Talley’s story is uniquely powerful in another two ways, too: he misses out on love, essentially, never partnering up and admitting to have never fallen in love – he is clearly sad about it but it doesn’t eat him up because his career was a tour de force of fierceness – but it’s a testament to the power and rarity of big loves; and, honestly, Talley never really speaks any same-sex desires other than calling gorgeous men gorgeous. And it’s okay for LGBTQIA people to never marry, to never have kids, to never have a family.
Finally, I saw RBG, the heartwarming documentary about Ruth Bader-Ginsburg’s unimpeachable legacy of fighting for the equal protection of women and women’s interests under the law.
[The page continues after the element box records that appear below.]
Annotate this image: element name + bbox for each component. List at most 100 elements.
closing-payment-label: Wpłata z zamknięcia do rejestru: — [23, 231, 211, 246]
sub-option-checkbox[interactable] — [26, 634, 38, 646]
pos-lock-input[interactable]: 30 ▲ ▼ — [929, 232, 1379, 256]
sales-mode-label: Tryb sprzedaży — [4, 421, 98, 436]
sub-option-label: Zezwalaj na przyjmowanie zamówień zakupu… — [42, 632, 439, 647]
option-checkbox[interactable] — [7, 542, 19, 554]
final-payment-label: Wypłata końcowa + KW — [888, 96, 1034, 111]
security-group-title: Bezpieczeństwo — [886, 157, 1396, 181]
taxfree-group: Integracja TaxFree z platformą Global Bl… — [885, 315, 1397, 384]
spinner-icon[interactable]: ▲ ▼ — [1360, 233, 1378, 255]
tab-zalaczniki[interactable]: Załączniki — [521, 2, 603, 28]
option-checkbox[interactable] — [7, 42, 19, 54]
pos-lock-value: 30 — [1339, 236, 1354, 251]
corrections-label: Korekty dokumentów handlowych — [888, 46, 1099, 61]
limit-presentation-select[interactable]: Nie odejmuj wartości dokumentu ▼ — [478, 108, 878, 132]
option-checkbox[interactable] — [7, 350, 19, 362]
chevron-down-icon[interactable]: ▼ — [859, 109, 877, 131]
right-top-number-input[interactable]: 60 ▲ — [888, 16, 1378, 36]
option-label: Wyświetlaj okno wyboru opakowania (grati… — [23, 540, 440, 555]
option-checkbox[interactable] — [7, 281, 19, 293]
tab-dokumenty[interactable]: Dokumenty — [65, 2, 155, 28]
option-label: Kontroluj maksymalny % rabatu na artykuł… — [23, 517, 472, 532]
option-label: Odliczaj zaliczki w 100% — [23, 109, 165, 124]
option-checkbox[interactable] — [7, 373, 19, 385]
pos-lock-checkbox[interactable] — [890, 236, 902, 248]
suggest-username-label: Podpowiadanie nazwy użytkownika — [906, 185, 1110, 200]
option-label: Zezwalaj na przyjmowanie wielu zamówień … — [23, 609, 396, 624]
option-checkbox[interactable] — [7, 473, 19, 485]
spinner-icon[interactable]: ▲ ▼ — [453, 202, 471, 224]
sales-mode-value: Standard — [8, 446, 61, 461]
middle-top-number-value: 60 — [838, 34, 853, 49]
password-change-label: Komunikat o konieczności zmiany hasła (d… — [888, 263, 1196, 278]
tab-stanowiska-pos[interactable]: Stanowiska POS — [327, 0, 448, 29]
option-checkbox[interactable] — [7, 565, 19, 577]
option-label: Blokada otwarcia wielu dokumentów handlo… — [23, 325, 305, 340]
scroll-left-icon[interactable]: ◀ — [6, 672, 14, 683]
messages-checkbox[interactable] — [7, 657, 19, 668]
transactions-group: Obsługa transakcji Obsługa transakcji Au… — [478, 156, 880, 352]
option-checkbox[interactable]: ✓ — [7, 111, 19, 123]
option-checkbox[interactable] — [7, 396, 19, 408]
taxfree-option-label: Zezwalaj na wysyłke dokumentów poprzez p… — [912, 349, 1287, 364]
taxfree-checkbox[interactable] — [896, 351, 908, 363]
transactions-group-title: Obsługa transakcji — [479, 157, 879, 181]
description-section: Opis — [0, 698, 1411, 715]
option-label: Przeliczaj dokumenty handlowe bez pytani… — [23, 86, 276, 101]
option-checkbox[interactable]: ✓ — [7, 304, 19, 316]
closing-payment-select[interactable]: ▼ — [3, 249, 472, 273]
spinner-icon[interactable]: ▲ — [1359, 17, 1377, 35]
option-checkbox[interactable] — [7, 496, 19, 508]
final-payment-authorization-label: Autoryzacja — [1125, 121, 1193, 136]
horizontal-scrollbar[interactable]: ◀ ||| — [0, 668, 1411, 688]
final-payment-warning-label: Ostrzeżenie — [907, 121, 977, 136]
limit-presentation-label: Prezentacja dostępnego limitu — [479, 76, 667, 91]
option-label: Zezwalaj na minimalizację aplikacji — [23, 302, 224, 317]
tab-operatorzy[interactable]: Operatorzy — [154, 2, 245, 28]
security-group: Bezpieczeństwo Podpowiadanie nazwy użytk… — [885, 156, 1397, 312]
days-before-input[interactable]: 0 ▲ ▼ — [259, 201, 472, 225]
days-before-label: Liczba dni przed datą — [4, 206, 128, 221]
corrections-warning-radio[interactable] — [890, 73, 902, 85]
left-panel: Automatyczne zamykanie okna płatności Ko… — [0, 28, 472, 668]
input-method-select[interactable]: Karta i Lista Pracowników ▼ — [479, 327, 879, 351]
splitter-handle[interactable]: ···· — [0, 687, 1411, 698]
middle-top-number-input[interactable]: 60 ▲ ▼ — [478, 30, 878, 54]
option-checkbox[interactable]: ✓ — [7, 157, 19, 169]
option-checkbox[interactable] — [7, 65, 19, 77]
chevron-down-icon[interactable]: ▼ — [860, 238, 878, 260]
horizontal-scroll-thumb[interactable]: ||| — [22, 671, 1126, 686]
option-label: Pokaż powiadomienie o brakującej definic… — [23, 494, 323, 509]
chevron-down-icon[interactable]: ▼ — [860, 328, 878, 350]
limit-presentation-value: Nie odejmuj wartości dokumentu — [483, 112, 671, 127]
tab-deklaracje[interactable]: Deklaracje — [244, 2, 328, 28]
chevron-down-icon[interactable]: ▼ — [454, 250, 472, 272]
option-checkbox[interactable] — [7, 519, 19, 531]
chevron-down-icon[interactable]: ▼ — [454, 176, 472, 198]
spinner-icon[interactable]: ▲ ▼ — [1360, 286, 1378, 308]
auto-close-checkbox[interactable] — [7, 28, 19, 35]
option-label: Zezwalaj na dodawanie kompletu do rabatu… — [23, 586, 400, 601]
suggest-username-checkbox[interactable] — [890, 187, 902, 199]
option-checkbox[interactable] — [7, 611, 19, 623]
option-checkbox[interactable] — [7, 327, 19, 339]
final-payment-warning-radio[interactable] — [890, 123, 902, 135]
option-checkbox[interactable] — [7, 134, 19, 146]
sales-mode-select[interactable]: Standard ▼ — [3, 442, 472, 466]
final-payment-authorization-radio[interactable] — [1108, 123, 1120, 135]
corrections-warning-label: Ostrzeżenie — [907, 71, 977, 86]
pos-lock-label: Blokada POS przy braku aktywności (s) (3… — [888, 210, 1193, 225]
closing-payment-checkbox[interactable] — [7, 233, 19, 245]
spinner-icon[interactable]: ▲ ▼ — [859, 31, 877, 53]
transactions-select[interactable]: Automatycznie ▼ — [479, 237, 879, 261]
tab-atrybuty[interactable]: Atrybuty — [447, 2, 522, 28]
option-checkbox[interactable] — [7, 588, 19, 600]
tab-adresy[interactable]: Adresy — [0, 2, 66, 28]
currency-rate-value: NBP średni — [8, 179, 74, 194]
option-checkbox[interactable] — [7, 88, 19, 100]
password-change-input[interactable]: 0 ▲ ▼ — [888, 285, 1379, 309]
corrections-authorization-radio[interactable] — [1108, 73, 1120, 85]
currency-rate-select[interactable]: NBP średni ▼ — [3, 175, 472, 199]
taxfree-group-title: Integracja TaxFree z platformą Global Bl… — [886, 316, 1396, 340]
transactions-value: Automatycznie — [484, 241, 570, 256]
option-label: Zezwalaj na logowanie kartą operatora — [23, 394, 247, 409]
This is a woman who was arguing cases to the Supreme Court in the 1970s when it was legal to rape your wife in 12 states, it was legal to terminate a woman if she was pregnant, and legal to discriminate against women in hiring. This was also less than 50 years ago. Now combine RBG and MARCH – our country and its laws have terrorized women of color the most and this history isn’t even beyond a current generation of LGBT people. It seems obvious that race and gender should be at the forefront of Pride but, sadly, they don’t feel that way on a large scale. But maybe we’ll get there soon enough. I can only hope and try to do my own little part.